In article <75********************************@4ax.com>,
Spartanicus <in*****@invalid.invalidwrote:
Eric Lindsay <NO*************@ericlindsay.comwrote:
Googling suggests that IE7 may support position: fixed;
I think this might be handy for some pages I want to do. Does anyone
have any comments about whether fixed should be considered for use on
new web pages?
Using it has always been fine if you provide as fallback for when its
not supported. I don't have any figures on the uptake of IE7, but
considering that it is only available to XPSP2 and Windows Server 2003
users there must be a large number of IE users that do not use it based
on that criteria alone.
Confound. I somehow had the idea Microsoft were going to push the
upgrade, but didn't realise it needed at least XPSP2. I was hoping for a
really quick uptake.
Having said that, personally I am almost always annoyed by the use of
position:fixed, and I have no option to override it in my user
stylesheet. It rarely does anything useful, mostly it wastes precious
screen real estate, and on my system scrolling becomes slow and jerky.

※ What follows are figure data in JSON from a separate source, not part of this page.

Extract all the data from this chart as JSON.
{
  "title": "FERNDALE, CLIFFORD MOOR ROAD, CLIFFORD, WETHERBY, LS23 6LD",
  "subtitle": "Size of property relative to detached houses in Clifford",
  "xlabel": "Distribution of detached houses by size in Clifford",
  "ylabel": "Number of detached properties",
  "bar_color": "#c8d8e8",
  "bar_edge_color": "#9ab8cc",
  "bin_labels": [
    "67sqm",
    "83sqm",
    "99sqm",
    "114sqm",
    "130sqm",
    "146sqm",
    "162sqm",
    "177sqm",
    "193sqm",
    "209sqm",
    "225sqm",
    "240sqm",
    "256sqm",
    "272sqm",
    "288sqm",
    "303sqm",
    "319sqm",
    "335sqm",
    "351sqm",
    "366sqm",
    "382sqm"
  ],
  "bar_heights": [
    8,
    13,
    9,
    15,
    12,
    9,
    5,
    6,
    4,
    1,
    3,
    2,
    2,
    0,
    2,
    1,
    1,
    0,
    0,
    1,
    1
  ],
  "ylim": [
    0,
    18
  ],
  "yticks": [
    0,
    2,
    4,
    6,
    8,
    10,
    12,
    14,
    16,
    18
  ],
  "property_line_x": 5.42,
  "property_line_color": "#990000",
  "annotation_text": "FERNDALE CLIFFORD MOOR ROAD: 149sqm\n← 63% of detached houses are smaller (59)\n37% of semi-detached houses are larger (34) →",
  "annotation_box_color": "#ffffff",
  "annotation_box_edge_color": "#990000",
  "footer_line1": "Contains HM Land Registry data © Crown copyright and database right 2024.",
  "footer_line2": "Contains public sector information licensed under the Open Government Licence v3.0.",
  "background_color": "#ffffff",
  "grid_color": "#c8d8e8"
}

Thanks for the comments Spartanicus. I hadn't realised position: fixed
impacted system scrolling, since it seemed fine to me.
The web site I was thinking of using position: fixed for is probably
going to have a lot of wasted screen real estate anyhow. The guy who
wants it pointed me to three sample sites, all of which made me want to
throw up. Must check if any of them are valid once you get past the
content free entry page and the SWF.
I just realised that a while ago I had experimented with position fixed
for the menu when I did a little cleanup of some very old pages of mine
that no-one is likely to check
http://www.ericlindsay.com/palmtop/ At
the time, I thought it worked on all my browsers, and I hadn't
remembered it causing problems with IE. At least, none that made IE
difficult to use. Safari and Firefox are fine. Now I see Opera doesn't
like the page spacing (probably some obvious error of mine).

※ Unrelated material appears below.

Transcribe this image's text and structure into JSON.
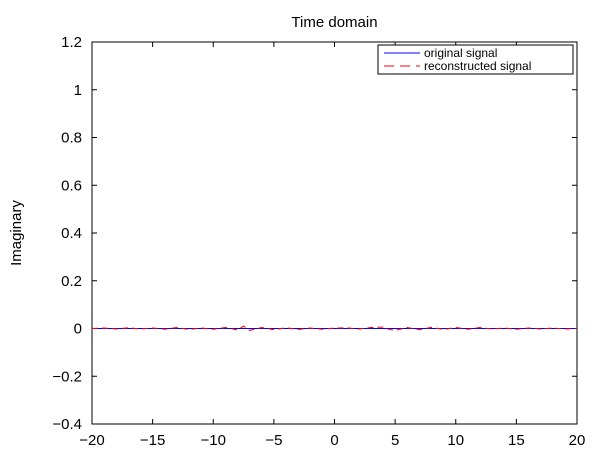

I did have a much nastier test page, with each edge fixed, at
http://www.ericlindsay.com/palmtop/palmnote.htm and a bunch of other
tricks you folks probably pointed out to me. Again, it works with
Safari, Firefox and Opera, but I know that page gives problems with some
version of IE. Given the vintage of my test Windows laptop (at present
being borrowed by someone else) probably IE 5.5, although maybe it is
IE6 (I can't recall the last IE to work on Win98SE). Whatever problem it
caused was enough to stop me continuing with that page. I think maybe
the header got jammed on top of the footer. However if it worked with
IE7, I might decide to drop support for earlier IE, and use it for my
Apple pages (I hardly expect many IE users would look there).